While Trump kept silent on the Amazon and withdrew the US from the Paris climate agreement – even as countries like Germany and France condemned Bolsonaro’s policies – environmental issues could cause friction with the new administration in Washington, according to Caramuru de Paiva.
Fires ravaging world’s largest wetland and large parts of the Amazon rainforest in Brazil
One of Joe Biden’s first acts as president was to return the US to the Paris agreement and he said last September that leading economies should offer a cash incentive to Brazil to slow deforestation, threatening “significant economic consequences” if that should fail.

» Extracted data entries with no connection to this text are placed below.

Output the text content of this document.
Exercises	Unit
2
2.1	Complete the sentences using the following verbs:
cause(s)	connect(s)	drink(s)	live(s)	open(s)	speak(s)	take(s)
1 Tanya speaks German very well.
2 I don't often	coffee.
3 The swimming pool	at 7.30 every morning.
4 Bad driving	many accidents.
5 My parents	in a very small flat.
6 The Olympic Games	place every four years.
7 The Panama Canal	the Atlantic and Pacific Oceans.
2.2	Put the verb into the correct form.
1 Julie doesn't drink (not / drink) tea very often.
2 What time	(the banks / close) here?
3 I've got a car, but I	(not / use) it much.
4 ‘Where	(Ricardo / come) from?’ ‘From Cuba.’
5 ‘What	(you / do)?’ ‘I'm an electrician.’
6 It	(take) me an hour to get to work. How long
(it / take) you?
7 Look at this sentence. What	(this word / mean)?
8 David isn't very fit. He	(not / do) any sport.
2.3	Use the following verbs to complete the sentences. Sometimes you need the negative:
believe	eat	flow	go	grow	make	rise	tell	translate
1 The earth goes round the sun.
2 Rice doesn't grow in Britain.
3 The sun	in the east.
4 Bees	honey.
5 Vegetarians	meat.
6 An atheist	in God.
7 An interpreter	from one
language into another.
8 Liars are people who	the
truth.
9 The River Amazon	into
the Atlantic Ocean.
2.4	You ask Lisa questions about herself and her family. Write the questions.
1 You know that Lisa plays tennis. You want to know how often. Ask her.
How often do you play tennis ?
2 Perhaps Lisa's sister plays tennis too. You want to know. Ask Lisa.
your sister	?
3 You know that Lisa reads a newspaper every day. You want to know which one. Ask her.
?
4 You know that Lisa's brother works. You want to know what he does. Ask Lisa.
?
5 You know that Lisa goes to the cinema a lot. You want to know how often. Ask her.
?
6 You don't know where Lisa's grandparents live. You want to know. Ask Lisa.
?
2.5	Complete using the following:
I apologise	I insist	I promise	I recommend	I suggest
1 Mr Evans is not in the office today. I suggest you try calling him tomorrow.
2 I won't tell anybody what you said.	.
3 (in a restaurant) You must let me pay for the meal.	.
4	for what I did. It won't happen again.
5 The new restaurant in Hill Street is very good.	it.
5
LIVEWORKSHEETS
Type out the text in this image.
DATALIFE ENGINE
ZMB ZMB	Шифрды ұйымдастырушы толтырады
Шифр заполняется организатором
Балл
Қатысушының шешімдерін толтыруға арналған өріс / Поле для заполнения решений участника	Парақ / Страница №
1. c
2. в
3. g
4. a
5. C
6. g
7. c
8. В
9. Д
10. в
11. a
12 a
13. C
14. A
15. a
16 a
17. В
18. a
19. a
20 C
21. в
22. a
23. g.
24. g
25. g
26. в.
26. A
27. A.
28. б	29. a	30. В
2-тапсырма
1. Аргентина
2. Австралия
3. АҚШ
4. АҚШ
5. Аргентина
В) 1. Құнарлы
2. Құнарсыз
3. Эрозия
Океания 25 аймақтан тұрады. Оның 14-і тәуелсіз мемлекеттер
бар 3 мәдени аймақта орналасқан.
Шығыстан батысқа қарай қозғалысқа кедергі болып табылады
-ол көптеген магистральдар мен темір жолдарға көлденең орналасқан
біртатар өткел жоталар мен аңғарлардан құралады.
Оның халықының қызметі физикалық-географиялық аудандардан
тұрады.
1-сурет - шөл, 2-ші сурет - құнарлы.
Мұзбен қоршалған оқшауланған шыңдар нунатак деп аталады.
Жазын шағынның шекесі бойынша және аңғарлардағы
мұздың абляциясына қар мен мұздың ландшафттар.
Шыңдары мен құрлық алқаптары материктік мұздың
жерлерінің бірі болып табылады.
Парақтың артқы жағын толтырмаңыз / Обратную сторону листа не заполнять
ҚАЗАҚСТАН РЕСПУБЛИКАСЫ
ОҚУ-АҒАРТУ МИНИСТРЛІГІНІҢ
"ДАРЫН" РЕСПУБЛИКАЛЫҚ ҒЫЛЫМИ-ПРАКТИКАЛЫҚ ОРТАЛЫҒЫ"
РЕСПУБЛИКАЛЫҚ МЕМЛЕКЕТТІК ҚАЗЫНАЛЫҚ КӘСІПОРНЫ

Bolsonaro called the idea “disastrous” and dismissed Biden’s words as empty threats. He was one of the last heads of state to congratulate the new president on his election victory, waiting until January 20. His stance could lead to a “rupture in the relationship with the US”, according to Stuenkel at the think tank in Sao Paulo.
“Bolsonaro will behave like the one who keeps alive the fire of Trumpism, who defends anti-globalist concepts and that will lead to greater diplomatic isolation [for Brazil],” he said.
There are also signs that Bolsonaro is preparing to undermine Brazilian democracy in the unlikely event of a loss, Stuenkel said.
“What worries me a lot right now are attempts by the federal government to take control of the regional military police, which according to the constitution of 1988 are under the control of the governors. All these moves can be interpreted as an attempt to prepare the ground for a possible authoritarian move in 2022.”